Painting: Acrylics on canvas.

Artist Statement

This painting starts from the connection with the land, the connection I have with the fields of Punjab and the connection the Indigenous communities have with the land which I am living on now. When I was thinking about the theme of this year’s Festival, “Traditions Re-Imagined: Learning, Unlearning and Re-learning Teaching,” I immediately thought about how nature helps us in re-imagining traditions. Any picture can be interpreted in a thousand different ways; in fact, each individual has different eyes and views the things uniquely, and so I want you to take time and see how this picture speaks to you before I narrate my mind.

Now, here’s my story of this painting: ‘learning’ reminds me of the waves in the river, small and big, emerging and taking shapes, dying and blending (integrating) into the river, the one to which they belong. Just like that, we learn, we unlearn, we relearn, and the cycle continues. We fall into the world like the waterfall in the societies and communities where we start taking shape like the waves. There, indeed, the existing knowledge prevails and guides the flow as the rocks on the banks do. I must use this beautiful quote to explain it better, “The stone carries the voices of our Ancestors. The water that once flowed under the rock was said to be the voices of our teachers and healers. In Anishinaabe culture, we call rocks our grandfather, M’Shoomisnaan.”1 Here’s another one, from Manitoba Rocks!: “However, rocks are considered to be the wisest of all Earth’s elements! After all, rocks have been around the longest, for millions, even billions of years. Because rocks are so old and have many stories to tell, Indigenous peoples sometimes call the Earth’s rocks ‘grandfathers’.”2

You can also see the footsteps in the left bottom corner and the Indigenous shoes inspiring us to continue the legacies, the ones that connect us back to the cosmic system, since in Cree language children mean stars and stars are also within the children. And now, the sky becomes self-explanatory, representing the vastness and never-ending nature of teaching and learning. Find the planets, the celestial bodies, the constellations, the stars, and your own meanings!

Lastly, some hidden secrets: the design of the shoes is copied from the pair I saw in a display at Wahkohtowin Lodge at Augustana Campus. The use of night colours (the sky, some areas of water) and the day colours (the waterfall, tree in the right, rocks on the bottom) comes from imagining people from different time zones coming together and celebrating the diversity of cultures and knowledges.

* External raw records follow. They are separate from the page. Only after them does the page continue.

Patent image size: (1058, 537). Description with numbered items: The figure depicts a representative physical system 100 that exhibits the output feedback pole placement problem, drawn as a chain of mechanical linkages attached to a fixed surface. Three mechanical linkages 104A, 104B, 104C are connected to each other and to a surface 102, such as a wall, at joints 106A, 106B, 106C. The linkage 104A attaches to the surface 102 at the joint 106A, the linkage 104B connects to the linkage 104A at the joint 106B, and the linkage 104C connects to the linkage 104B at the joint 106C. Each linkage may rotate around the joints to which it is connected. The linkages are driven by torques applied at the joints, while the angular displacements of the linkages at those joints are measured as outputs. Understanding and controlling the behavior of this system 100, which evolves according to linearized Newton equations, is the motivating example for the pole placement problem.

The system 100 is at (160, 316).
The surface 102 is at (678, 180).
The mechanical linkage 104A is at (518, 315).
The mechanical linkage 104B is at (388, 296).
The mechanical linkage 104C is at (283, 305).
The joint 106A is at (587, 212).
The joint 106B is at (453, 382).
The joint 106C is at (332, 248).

With special thanks to Victoria Delorme at Wahkohtowin Lodge (Augustana) for guiding, advising, and sharing stories, artwork, and insights toward creating this painting in a good way.

1 Anne Taylor, Kinomaage Waapkong – The Teaching Rocks.

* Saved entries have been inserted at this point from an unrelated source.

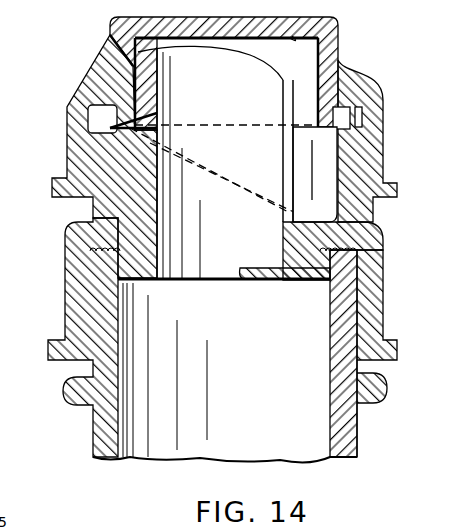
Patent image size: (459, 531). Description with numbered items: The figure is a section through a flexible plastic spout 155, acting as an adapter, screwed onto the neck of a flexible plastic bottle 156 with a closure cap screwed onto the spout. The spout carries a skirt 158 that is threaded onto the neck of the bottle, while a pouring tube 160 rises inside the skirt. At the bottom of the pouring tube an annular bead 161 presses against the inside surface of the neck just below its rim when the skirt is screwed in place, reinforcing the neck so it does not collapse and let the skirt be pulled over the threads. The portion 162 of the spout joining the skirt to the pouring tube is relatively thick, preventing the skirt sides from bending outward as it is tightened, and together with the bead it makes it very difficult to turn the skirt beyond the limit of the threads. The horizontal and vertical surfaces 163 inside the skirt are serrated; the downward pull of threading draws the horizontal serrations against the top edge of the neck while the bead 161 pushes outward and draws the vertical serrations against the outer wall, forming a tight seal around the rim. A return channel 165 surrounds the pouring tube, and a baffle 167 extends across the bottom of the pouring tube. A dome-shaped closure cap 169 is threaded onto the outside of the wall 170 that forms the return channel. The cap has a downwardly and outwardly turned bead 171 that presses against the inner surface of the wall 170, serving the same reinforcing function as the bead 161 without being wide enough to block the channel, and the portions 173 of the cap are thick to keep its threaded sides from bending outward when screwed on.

The flexible plastic spout 155 is at (268, 77).
The flexible plastic bottle 156 is at (318, 430).
The skirt 158 is at (372, 313).
The pouring tube 160 is at (191, 270).
The annular bead 161 is at (327, 283).
The thick portion 162 is at (365, 234).
The serrated horizontal and vertical surfaces 163 is at (90, 262).
The return channel 165 is at (327, 177).
The baffle 167 is at (245, 272).
The dome-shaped closure cap 169 is at (292, 36).
The wall 170 is at (360, 104).
The downwardly and outwardly turned bead 171 is at (130, 126).
The thick portions of the closure cap 173 is at (95, 90).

2 Manitoba Rocks! “Grandfather Rocks.”


Artist Bio

Gurleen Kaur is an international student from Punjab who came to Canada with the passion of exploring the opportunities of learning. She loves art and admires its beauty in different forms. Most of her paintings are connected to nature, and through those paintings, she celebrates the shapes, forms, and colours that come together and soothe our eyes. Politics, journalism, art, and activism are the terms that define her interests. She believes meeting people and building relationships is the best way of learning and appreciating the knowledge that exists.

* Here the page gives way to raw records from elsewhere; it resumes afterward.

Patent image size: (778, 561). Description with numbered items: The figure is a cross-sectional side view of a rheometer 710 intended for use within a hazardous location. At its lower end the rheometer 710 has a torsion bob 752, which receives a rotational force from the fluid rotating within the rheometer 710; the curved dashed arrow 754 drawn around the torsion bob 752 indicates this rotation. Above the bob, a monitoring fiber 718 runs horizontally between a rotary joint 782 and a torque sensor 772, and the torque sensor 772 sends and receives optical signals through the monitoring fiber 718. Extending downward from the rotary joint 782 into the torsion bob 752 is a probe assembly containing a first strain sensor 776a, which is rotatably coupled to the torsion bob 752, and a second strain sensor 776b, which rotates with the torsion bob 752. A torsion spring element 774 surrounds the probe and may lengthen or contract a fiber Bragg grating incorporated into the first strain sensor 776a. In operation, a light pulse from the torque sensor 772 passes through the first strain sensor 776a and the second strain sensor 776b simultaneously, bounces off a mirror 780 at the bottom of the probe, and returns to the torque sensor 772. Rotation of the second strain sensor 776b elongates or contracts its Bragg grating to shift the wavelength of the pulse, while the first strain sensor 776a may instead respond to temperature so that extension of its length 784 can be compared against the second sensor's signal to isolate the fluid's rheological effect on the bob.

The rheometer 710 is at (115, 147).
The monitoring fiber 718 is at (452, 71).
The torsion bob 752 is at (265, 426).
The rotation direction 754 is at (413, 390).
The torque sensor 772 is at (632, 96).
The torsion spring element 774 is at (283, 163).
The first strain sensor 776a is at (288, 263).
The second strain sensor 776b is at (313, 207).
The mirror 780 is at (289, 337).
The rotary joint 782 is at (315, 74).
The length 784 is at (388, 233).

She is UASU Vice President Academic for the 2022-23 academic year. She is an Arts student and loves student governance. With the passion of upholding student voices, Gurleen has represented U of A students at the Students’ Council and the General Faculties Council (GFC) for the past year. She enjoys studying Social Sciences as she thinks it to be a good source of understanding social structures and how they evolved in history. Through student governance, she wants to ensure that students’ voices are empowered and that the university takes the steps that are in the best interest of students.

She writes poetry and articles. She likes to work with nonprofits and raise awareness about human rights. And besides that, she also loves sports - soccer, track & field, and horseback riding are her favourite ones. And above everything else, she loves horses the most!